The Signal did a fairly good job of covering the meeting, However, they left out some key points of discussion. I wasn't there to just get a "history lesson" on Baldwin utilities. Mayor Walbridge had done a fairly good job of answering my questions about the history of Baldwin utilities prior to the meeting via email. I was also there to see what we could do to lower the rates.
During the discussion, I had raised several cost-saving opportunities that could be of immediate benefit to the citizens of Baldwin. First is the cost of electricity that Baker pays. At 7 cents a kilowatt hour, one of the biggest users of electricity pays 3 cents less than you or I. Basically, this is a pass-through cost. Baker can pass the cost through to the students who are living in the dorms through higher rent and a tuition increase. There is no reason why I, or any one else, should subsidize another parent's child to go to college here at Baker.
A second cost-saving feature is tied to the use of ball field lights. These lights are not paid by the school district. You and I pay for their use. Again, this should be charged to the school district, not the patrons.
Part of the costs associated with our rates comes in the form of a savings designed for future expansion and/or improvements. Future expansion will not be necessary and/or could be delayed provided we all save on the use of electricity. Savings ideas such as CFLs, raising your thermostat, turning lights out, unplugging items that use electricity when not in use, etc. A recommendation I gave to the city would be a tiered rate structure encouraging the patrons of Baldwin City to use less. An example of this is: you use less than a 800 kwh per month, then you would be charged 9 cents a kwh, 800-900kwh/10 cents a kwh, etc.
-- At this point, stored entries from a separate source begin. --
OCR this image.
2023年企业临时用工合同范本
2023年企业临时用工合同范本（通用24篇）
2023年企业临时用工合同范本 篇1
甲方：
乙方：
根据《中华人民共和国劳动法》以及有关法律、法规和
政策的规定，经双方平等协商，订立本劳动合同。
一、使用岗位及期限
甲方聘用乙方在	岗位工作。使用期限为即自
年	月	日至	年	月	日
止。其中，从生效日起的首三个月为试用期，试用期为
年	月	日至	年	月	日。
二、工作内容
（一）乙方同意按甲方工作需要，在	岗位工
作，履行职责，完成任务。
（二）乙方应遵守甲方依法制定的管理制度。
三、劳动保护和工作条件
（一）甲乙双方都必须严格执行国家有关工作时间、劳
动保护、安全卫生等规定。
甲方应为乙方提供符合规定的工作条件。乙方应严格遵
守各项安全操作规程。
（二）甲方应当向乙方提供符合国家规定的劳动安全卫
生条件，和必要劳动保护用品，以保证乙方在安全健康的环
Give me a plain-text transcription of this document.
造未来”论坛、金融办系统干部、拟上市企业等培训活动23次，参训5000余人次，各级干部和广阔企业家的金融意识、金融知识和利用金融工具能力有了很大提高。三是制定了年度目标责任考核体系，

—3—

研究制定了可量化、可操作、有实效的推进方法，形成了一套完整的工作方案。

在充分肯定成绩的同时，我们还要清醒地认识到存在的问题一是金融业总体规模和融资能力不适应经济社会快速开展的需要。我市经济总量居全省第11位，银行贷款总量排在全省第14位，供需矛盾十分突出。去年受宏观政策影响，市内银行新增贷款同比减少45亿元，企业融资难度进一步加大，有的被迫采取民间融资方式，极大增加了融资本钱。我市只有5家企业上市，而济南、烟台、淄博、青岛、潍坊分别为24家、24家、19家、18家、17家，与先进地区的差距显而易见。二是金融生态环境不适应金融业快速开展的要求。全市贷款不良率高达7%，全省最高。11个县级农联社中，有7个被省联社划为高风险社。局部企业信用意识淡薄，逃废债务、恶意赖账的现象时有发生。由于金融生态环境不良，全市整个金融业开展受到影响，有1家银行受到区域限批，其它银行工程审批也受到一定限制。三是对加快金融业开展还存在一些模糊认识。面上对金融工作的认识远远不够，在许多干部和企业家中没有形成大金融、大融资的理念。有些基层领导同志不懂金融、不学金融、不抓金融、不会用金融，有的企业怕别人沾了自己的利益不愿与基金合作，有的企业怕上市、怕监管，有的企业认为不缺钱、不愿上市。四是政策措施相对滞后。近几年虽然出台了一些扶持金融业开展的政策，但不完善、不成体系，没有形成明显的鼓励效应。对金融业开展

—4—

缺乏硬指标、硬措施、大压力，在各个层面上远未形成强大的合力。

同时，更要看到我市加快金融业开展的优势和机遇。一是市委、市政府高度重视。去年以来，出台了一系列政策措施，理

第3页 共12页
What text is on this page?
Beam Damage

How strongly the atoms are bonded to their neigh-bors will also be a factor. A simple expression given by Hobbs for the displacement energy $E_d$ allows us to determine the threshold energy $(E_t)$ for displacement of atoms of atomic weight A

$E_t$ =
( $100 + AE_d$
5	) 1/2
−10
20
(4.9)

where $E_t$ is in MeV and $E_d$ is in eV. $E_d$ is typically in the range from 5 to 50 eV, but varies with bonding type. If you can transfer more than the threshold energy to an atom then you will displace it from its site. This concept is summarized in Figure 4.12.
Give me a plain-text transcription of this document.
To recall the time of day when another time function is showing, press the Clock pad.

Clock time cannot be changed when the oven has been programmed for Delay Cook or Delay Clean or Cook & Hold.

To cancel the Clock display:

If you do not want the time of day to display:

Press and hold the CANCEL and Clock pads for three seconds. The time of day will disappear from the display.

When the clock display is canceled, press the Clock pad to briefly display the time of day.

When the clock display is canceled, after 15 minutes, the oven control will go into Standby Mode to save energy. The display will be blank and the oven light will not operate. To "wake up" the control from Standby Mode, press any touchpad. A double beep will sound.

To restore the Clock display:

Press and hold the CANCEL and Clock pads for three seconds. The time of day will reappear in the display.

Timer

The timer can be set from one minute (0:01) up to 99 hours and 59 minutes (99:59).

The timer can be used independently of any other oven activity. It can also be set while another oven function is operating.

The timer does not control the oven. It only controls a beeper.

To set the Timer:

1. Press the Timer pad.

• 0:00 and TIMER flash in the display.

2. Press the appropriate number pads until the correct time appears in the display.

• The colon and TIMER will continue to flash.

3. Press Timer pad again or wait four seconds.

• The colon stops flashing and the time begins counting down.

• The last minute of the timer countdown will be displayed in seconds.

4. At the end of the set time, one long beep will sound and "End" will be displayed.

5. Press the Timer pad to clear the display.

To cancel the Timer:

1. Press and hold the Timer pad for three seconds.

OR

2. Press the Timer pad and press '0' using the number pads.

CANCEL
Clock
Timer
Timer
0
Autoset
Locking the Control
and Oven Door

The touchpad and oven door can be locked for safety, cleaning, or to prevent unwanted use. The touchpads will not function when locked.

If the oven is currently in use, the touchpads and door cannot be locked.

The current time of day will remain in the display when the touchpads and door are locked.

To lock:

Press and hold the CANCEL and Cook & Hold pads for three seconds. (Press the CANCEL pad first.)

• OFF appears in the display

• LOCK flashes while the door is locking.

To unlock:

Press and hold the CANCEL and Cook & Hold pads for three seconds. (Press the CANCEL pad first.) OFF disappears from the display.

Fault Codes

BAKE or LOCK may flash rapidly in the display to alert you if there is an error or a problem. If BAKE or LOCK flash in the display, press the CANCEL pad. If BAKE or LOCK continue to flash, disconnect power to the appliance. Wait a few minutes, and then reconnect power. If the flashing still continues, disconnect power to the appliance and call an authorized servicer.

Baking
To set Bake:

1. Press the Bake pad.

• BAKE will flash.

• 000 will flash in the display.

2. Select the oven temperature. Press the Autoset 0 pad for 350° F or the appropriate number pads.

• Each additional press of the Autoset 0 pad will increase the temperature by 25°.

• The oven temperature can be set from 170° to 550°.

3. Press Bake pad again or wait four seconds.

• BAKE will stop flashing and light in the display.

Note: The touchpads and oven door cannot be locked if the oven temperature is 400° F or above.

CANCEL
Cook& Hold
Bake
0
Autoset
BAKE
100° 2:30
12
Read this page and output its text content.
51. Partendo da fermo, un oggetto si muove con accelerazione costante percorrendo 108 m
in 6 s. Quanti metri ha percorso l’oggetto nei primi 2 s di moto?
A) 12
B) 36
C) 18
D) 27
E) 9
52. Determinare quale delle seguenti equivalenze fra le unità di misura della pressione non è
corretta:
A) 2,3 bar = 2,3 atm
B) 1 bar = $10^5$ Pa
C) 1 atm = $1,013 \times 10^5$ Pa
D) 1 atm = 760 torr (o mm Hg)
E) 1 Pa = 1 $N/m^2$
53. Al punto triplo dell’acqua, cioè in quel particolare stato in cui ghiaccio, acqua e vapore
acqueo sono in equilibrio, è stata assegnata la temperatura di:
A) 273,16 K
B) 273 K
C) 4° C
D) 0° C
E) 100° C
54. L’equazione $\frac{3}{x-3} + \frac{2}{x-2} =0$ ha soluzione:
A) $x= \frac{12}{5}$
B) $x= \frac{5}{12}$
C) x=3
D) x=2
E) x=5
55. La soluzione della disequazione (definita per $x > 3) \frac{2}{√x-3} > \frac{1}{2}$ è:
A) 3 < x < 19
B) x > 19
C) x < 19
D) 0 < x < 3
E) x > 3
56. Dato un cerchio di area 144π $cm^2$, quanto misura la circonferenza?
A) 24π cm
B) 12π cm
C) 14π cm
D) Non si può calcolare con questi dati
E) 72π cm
I believe this rate structure or something similar would encourage Baldwin residents to save thus reducing our need for future expansion.
Finally, we may need to rethink the power plant. This was a hotly debated topic about 7-8 years ago. One that I think we made a big mistake on. Even the Baldwin City Signal stated in their December article, "Building the new plant and upgrading the city's distribution system resulted in debt service to the city of $690,000 per year. Factor all of those numbers together and that's where Baldwin City's rate comes from."
I'm pretty sure we are not saving that amount in power generation and/or bargaining power for our electricity. If we were, we wouldn't have the rates that we have now. Council meetings are coming up with a possible rate increase on the horizon. If you want your voice to be heard, make sure you attend one of these.
To the editor:
I was recently in an accident, as lots of you know. With a compound fracture of my left forearm, a broken kneecap on my left leg and 15 broken ribs, I spent 5 1/2 weeks in K.U. Medical Center. I was injured badly but still consider myself very fortunate.
This letter isn't written to talk about me but to tell you of an experience I want to share. I had two of my grandchildren with me. I was only going 2 1/2 miles away from home and it would have been very easy to just put the two grandchildren in the van and take off. Instead I did as my son and daughter-in-law had always asked me to do, which was to always buckle the kids in their car seats. We all know the law requires us to do that anyway, but there are people who don't obey the law.
My granddaughter, 8-year-old Tessa, and her 3-year-old brother Brandon were the grandchildren with me. Tessa hit her mouth on her knee and required three stitches but that is the only injury either one of them acquired. I am so thankful I checked the seatbelts and made sure they were tight before we left home. Our accident happened approximately 1 mile from our home. I thank God all the time for sparing all of our lives. What I want to say is, please take the time to buckle those precious little children in their car seats. I now see how quickly something can happen and it can be something you will regret the rest of your life. Thanks for reading this and please remember the message I am sending to you.